As an example of cross-fertilisation helped by working on both, for design I
use version control to store my work, which is a practice imported from
programming which I think many designers would love to have. For most
designers, the equivalent is to keep 50 files in a folder marked design-1,
design-2, etc. There are also collaborative systems like ticketing systems
broadly used in programming which apply very well to managing client
expectations and letting clients track your work and prioritise certain bits
of it.

Looking at present day startups, I think you could say that a startup like
37signals qualifies as having many generalists - whether you classify them as
excellent or not is up to you, but they are certainly successful. For more
examples, look at the banner on this website <http://designerfund.com/> \- I'm
sure many of those companies contain many excellent generalists that you could
take inspiration from.

Looking back to the past for examples, there are many many examples of
polymaths who have excelled in several disciplines, like Leonardo da Vinci,
who was both an excellent engineer (often overlooked), inventor, and hugely
creative and influential in the art world (which he is of course famous for).
Which I'd say is definitive proof that your boss's conclusion is wrong _in
general_. It is still possible your boss is right about you and your future
direction, it seems unlikely if you are passionate about both areas that you
can't grow in both, however it is possible that you are far more suited to one
than the other and would benefit from specialising. Without seeing your work,
I don't think anyone here could say.

Personally, I would simply take note of what your ex-boss has said, and
continue to do whatever interests you, and work in areas which you feel
competent in, and enjoy. If you find that throughout your career, lots of
people are advising you to choose one path over another, it should lead you to
either try to improve your skills in the area they highlighted as less than
stellar, or move toward specialisation if you don't feel any desire to improve
in that area.
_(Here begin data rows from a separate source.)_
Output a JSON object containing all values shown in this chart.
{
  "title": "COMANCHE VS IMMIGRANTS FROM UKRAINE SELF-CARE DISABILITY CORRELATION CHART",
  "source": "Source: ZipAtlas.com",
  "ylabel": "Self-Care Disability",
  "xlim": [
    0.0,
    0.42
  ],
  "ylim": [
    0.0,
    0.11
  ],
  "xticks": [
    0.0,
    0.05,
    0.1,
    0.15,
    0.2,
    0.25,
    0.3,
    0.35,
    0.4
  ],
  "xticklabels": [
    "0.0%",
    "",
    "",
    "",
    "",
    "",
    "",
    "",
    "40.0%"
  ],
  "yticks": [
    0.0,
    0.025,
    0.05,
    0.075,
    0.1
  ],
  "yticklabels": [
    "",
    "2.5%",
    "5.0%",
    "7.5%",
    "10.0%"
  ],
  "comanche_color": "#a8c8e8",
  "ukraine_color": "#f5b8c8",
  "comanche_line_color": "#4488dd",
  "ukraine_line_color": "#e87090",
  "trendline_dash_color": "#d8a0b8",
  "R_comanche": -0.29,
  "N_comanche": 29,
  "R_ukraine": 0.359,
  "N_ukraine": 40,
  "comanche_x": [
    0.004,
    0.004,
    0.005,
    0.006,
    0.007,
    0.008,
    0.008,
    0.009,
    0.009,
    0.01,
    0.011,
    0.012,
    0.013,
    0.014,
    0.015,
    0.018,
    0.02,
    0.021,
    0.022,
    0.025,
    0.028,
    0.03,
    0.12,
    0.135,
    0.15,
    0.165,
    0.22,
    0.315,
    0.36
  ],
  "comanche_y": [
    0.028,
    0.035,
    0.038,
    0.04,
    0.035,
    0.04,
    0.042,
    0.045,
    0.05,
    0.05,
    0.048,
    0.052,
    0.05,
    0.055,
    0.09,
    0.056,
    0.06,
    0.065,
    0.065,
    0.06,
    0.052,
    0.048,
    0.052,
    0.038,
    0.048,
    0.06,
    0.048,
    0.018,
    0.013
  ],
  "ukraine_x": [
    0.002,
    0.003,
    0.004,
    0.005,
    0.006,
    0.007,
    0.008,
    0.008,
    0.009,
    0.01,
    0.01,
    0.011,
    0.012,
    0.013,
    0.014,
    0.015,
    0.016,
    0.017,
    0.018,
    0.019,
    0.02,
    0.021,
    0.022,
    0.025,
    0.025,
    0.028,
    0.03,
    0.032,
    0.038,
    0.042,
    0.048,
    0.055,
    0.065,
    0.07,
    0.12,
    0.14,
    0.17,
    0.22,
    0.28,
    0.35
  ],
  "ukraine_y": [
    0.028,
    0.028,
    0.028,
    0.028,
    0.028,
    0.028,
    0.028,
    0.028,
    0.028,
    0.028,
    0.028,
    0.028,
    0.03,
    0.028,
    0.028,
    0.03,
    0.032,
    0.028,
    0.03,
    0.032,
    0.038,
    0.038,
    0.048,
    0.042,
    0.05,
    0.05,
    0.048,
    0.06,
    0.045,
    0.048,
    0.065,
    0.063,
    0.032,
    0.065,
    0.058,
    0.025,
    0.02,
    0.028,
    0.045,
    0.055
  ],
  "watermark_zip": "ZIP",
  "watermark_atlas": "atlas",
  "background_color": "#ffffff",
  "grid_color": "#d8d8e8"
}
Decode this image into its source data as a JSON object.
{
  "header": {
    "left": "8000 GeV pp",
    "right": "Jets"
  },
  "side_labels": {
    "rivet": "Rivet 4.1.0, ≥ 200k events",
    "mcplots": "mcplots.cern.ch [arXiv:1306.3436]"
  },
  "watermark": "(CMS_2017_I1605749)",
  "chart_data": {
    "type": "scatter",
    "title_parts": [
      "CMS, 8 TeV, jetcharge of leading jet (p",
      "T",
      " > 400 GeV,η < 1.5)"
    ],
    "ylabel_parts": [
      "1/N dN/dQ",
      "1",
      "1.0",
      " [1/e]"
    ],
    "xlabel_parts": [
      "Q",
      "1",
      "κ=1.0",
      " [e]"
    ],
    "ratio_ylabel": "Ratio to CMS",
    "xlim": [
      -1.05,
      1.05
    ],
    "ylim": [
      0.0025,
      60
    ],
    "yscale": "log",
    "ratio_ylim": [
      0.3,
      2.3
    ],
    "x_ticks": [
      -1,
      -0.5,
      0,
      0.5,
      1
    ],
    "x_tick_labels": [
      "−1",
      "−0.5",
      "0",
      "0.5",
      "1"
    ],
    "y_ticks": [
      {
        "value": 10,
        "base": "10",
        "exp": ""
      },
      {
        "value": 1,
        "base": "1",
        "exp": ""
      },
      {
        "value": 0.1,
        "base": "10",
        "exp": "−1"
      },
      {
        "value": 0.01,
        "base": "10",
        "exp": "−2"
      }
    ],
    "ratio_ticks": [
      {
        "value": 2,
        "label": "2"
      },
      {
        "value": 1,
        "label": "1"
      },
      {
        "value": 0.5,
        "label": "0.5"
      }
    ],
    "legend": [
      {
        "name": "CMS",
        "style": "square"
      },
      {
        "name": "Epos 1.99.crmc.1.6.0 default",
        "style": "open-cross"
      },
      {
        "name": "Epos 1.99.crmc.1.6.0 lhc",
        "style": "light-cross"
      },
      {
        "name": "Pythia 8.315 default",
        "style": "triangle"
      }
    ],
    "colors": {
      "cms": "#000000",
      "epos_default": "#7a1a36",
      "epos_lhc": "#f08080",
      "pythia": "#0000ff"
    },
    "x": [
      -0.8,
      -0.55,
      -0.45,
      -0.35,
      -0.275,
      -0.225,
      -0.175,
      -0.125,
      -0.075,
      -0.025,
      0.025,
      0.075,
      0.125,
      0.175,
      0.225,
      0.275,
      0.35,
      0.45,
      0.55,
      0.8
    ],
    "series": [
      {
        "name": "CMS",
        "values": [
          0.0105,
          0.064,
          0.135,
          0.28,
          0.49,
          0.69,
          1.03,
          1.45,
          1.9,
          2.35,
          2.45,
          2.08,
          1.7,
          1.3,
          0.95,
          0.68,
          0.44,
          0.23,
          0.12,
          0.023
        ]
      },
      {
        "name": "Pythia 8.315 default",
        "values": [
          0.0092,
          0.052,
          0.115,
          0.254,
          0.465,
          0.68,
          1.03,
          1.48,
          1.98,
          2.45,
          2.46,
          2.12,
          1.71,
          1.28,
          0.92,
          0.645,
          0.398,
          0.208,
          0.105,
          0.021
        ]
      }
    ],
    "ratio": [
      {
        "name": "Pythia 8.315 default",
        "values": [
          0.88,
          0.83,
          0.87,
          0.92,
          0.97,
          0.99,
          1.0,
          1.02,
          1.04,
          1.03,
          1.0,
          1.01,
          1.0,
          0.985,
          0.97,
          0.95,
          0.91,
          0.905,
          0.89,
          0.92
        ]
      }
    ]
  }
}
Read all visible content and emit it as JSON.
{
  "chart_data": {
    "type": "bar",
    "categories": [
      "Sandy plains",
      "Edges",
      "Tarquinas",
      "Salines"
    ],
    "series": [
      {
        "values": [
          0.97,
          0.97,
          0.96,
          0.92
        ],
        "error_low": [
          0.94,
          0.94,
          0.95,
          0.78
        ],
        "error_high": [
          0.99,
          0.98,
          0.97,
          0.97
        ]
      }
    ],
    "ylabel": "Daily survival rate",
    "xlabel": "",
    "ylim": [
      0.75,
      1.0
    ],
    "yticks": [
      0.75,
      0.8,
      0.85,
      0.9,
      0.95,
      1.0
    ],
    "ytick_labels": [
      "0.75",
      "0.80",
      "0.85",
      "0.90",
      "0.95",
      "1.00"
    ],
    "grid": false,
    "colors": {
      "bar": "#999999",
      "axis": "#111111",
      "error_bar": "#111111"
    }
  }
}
If your clients continue to be happy with your work in both
fields, why would you feel the need to specialise?

I don't think you can extrapolate from this particular bit of advice to you a
general statement about the possibility of impossibility of generalism, and I
think given the evidence from the past, the present, and other posts on this
board, the answer to your central question above:

 _Is it possible to become 'excellent' at both design and coding_

Is a definite YES. Whether you will or not is up to you.

------
batista
1) "Excellent" is a vague notion. Regarding coding for example, do you mean
Knuth level excellent, Torvalds level excellent, Brad Fitzpatrick level
excellent, some RoR "ninja" level excellent? All those (and more) are very
different levels, still one can consider each as "excellent".

So, mainly what you want to ask, is: is it possible for one be competent in
both design and coding. That is, produce good results.

Well, it is. There are people that are good at both, and have launched
products with success.

I said good, not excellent, and here's why:

Nobody cares about actual "excellent" in a startup.

What you should care about is "good enough". Excellent is the enemy of
shipping stuff. If Facebook tried for excellent, it wouldn't be built with
messy PHP code and butt-ugly graphics when it was released. If Linus wanted to
release something excellent, he wouldn't release a half-baked implementation
with tons of problems, drivers missing etc in 1992. You get the point.

I also find advice like "You need to focus on ONE of them", "excellent" etc,
non pragmatic. It's pop advice acquired by reading too many bullshit business
self-help books. The reality is, especially in a startup, people have to wear
many hats at one.

------
ifix
Heinlein said it: Specialization is for Insects.